Szykując się do przeprowadzki często skupiamy się na odpowiednim zapakowaniu mebli, urządzeń elektrycznych czy innych dużych przedmiotów. O drobiazgach zapominamy – wydają nam się nieistotne, często wręcz stwierdzamy: gdzieś się je upchnie! A potem, przy rozpakowywaniu, jest płacz i zgrzytanie zębami: bo ulubiony cień do powiek się skruszył, a łańcuszek tak splątał, że nie ma już dla niego ratunku. Nie tędy droga! Dziś szczegółowo opowiemy o tym jak spakować kobiece drobiazgi, by w trakcie przeprowadzki nie ucierpiały.
Jak spakować kosmetyki na czas przeprowadzki?
Po pierwsze – kosmetyki, szczególnie te kolorowe. Każda kobieta wie, ile dobry cień czy puder kosztują oraz zna ten ból, gdy kosmetyk nieuważnie transportowany – rozpada się w drobny mak. A istnieje jedna prosta sztuczka umożliwiająca transport kosmetyków – wystarczy do pojemników wsadzić… watę lub wacik. Tak, by usztywnić cień czy puder. Proste i skuteczne.
Kosmetyki płynne przewozimy w specjalnych opakowaniach na płyn. Dodatkowo pamiętamy o zabezpieczeniu w postaci folii bąbelkowej. Do przeprowadzki Warszawa najlepiej szykować się dużo wcześniej i zbierać folię – często pakowane są w nią przedmioty codziennego użytku, które kupujemy. Także należy pamiętać o usuwaniu folii z kopert. Tym prostym sposobem zaoszczędzimy na przeprowadzce – unikniemy desperackiego poszukiwania przynajmniej niektórych z materiałów pakowniczych.
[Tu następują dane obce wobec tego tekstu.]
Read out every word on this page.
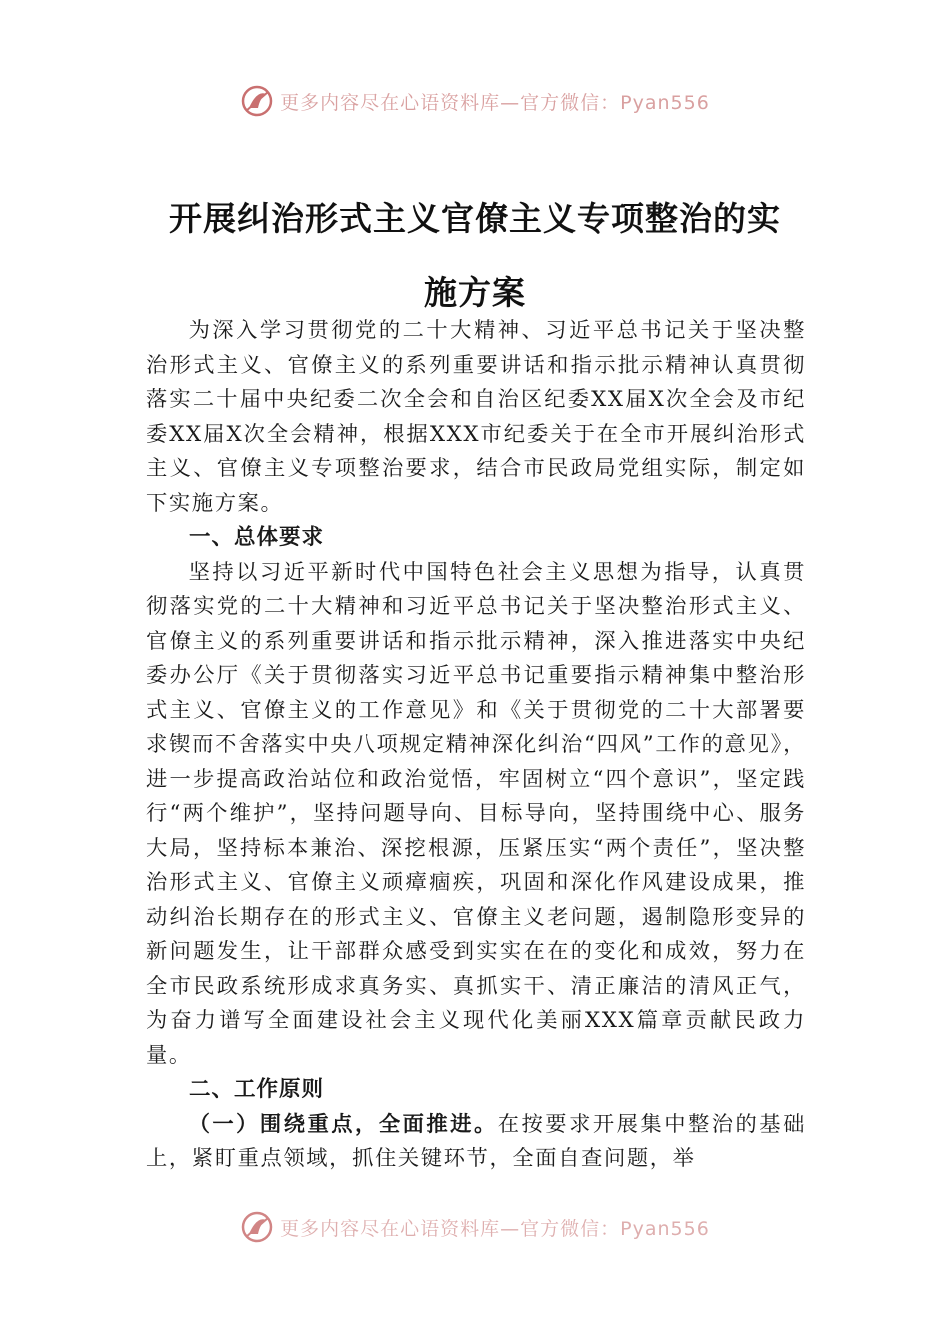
更多内容尽在心语资料库—官方微信：Pyan556
开展纠治形式主义官僚主义专项整治的实
施方案

为深入学习贯彻党的二十大精神、习近平总书记关于坚决整治形式主义、官僚主义的系列重要讲话和指示批示精神认真贯彻落实二十届中央纪委二次全会和自治区纪委XX届X次全会及市纪委XX届X次全会精神，根据XXX市纪委关于在全市开展纠治形式主义、官僚主义专项整治要求，结合市民政局党组实际，制定如下实施方案。

一、总体要求

坚持以习近平新时代中国特色社会主义思想为指导，认真贯彻落实党的二十大精神和习近平总书记关于坚决整治形式主义、官僚主义的系列重要讲话和指示批示精神，深入推进落实中央纪委办公厅《关于贯彻落实习近平总书记重要指示精神集中整治形式主义、官僚主义的工作意见》和《关于贯彻党的二十大部署要求锲而不舍落实中央八项规定精神深化纠治“四风”工作的意见》，进一步提高政治站位和政治觉悟，牢固树立“四个意识”，坚定践行“两个维护”，坚持问题导向、目标导向，坚持围绕中心、服务大局，坚持标本兼治、深挖根源，压紧压实“两个责任”，坚决整治形式主义、官僚主义顽瘴痼疾，巩固和深化作风建设成果，推动纠治长期存在的形式主义、官僚主义老问题，遏制隐形变异的新问题发生，让干部群众感受到实实在在的变化和成效，努力在全市民政系统形成求真务实、真抓实干、清正廉洁的清风正气，为奋力谱写全面建设社会主义现代化美丽XXX篇章贡献民政力量。

二、工作原则

（一）围绕重点，全面推进。在按要求开展集中整治的基础上，紧盯重点领域，抓住关键环节，全面自查问题，举

更多内容尽在心语资料库—官方微信：Pyan556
Najdrobniejsze i najdelikatniejsze kosmetyki, na przykład ulubioną szminkę – spakujmy do torebki. Szminki lubią się łamać, a zajmują tak mało miejsca, że szkoda naszych nerwów.
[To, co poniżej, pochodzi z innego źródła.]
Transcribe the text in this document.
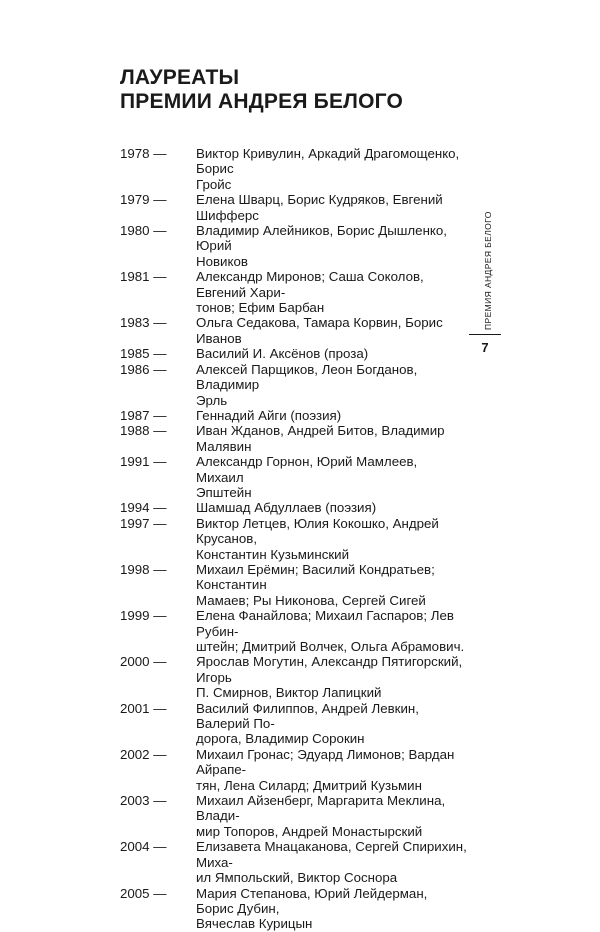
ЛАУРЕАТЫ
ПРЕМИИ АНДРЕЯ БЕЛОГО
1978 —	Виктор Кривулин, Аркадий Драгомощенко, Борис
Гройс
1979 —	Елена Шварц, Борис Кудряков, Евгений Шифферс
1980 —	Владимир Алейников, Борис Дышленко, Юрий
Новиков
1981 —	Александр Миронов; Саша Соколов, Евгений Хари-
тонов; Ефим Барбан
1983 —	Ольга Седакова, Тамара Корвин, Борис Иванов
1985 —	Василий И. Аксёнов (проза)
1986 —	Алексей Парщиков, Леон Богданов, Владимир
Эрль
1987 —	Геннадий Айги (поэзия)
1988 —	Иван Жданов, Андрей Битов, Владимир Малявин
1991 —	Александр Горнон, Юрий Мамлеев, Михаил
Эпштейн
1994 —	Шамшад Абдуллаев (поэзия)
1997 —	Виктор Летцев, Юлия Кокошко, Андрей Крусанов,
Константин Кузьминский
1998 —	Михаил Ерёмин; Василий Кондратьев; Константин
Мамаев; Ры Никонова, Сергей Сигей
1999 —	Елена Фанайлова; Михаил Гаспаров; Лев Рубин-
штейн; Дмитрий Волчек, Ольга Абрамович.
2000 —	Ярослав Могутин, Александр Пятигорский, Игорь
П. Смирнов, Виктор Лапицкий
2001 —	Василий Филиппов, Андрей Левкин, Валерий По-
дорога, Владимир Сорокин
2002 —	Михаил Гронас; Эдуард Лимонов; Вардан Айрапе-
тян, Лена Силард; Дмитрий Кузьмин
2003 —	Михаил Айзенберг, Маргарита Меклина, Влади-
мир Топоров, Андрей Монастырский
2004 —	Елизавета Мнацаканова, Сергей Спирихин, Миха-
ил Ямпольский, Виктор Соснора
2005 —	Мария Степанова, Юрий Лейдерман, Борис Дубин,
Вячеслав Курицын
ПРЕМИЯ АНДРЕЯ БЕЛОГО
7
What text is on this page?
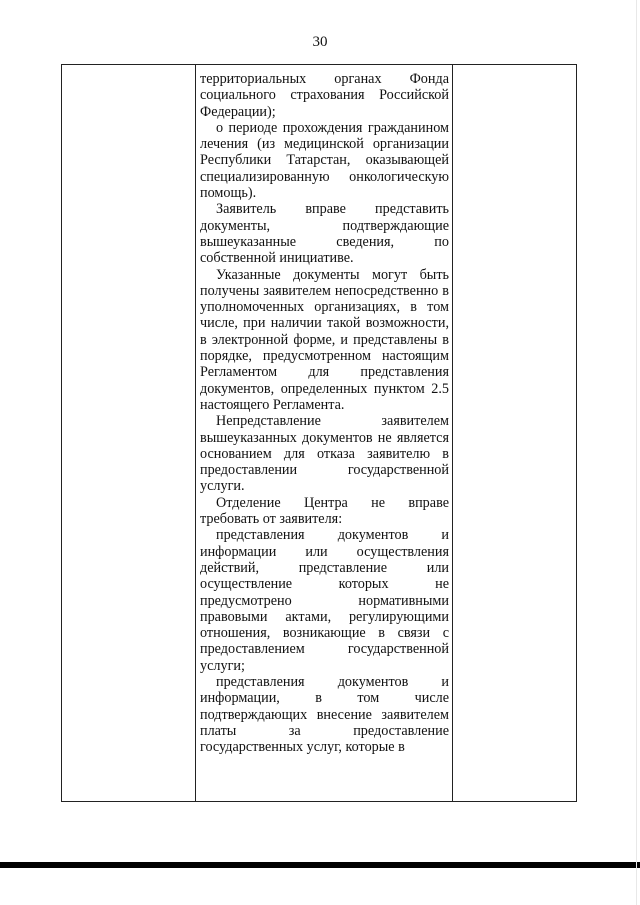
30

территориальных органах Фонда социального страхования Российской Федерации);

о периоде прохождения гражданином лечения (из медицинской организации Республики Татарстан, оказывающей специализированную онкологическую помощь).

Заявитель вправе представить документы, подтверждающие вышеуказанные сведения, по собственной инициативе.

Указанные документы могут быть получены заявителем непосредственно в уполномоченных организациях, в том числе, при наличии такой возможности, в электронной форме, и представлены в порядке, предусмотренном настоящим Регламентом для представления документов, определенных пунктом 2.5 настоящего Регламента.

Непредставление заявителем вышеуказанных документов не является основанием для отказа заявителю в предоставлении государственной услуги.

Отделение Центра не вправе требовать от заявителя:

представления документов и информации или осуществления действий, представление или осуществление которых не предусмотрено нормативными правовыми актами, регулирующими отношения, возникающие в связи с предоставлением государственной услуги;

представления документов и информации, в том числе подтверждающих внесение заявителем платы за предоставление государственных услуг, которые в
Jak transportować biżuterię?
Następna ważna kwestia to spakowanie biżuterii. Łańcuszki, naszyjniki, kolczyki – źle zabezpieczone w trakcie podróży mogą ucierpieć, poplątać się czy nawet połamać. A wystarczy odrobina wyobraźni.
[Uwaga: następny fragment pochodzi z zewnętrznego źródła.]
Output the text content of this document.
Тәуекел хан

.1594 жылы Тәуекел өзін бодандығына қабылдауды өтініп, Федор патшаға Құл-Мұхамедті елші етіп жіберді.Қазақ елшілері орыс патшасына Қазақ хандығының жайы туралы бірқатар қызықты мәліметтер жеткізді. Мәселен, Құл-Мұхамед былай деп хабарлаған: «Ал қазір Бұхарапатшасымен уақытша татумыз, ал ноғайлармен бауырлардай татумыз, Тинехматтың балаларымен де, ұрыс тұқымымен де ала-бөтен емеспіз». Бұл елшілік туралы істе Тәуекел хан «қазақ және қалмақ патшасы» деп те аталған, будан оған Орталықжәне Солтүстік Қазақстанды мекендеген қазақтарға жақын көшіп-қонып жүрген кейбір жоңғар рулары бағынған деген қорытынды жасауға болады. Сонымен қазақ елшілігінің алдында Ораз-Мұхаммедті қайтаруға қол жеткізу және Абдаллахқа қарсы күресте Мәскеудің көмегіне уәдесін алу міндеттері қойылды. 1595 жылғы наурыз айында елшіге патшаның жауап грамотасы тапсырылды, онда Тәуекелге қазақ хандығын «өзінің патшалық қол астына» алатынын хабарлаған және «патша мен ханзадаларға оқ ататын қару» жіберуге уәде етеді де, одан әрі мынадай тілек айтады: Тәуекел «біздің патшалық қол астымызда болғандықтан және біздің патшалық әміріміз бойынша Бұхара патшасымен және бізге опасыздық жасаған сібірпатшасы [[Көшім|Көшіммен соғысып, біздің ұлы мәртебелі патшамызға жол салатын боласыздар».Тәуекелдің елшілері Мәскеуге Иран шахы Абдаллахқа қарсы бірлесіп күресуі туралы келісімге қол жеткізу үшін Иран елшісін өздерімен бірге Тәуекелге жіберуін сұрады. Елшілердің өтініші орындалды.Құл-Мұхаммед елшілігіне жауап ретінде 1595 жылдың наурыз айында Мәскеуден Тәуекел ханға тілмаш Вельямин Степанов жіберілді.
Cienkie łańcuszki wpychamy w… słomki. W ten sposób się nie zaplączą.
Natomiast kolczyki najlepiej nawlekać na guziki i następnie pakować w folię bąbelkową. Od razu po wyjęciu będą zebrane w pary i nic im się nie stanie.
Z dużymi szklanymi koralami obchodzimy się delikatnie – pakujemy je w folię, pamiętając o tym, by każdy koralik osobno zabezpieczyć. Biżuteria przy przeprowadzkach najczęściej ulega uszkodzeniom, gdy obija się sama o siebie.
Transport bielizny i ubrań
Każda kobieta wie ile kosztuje dobra bielizna. Wysokiej jakości pończochy to wydatek rzędu kilkudziesięciu, a nawet kilkuset złotych. To samo się tyczy majtek czy staników. Ubrania, które uważamy za cenne pakujemy zatem w worki próżniowe. Ponadto bieliznę wkładamy do worków na bieliznę, a staniki z usztywnianymi miskami zabezpieczamy przy pomocy materiałów czy nawet waty, by się nie powyginały.
Przygotowania do przeprowadzki czas zacząć!
Przeprowadzka do innego miasta to nie tylko zmiana miejsca zamieszkania – to także rozpoczęcie nowego życiowego etapu. Jeśli podejdziemy do niej z głową, na pewno wszystko się uda.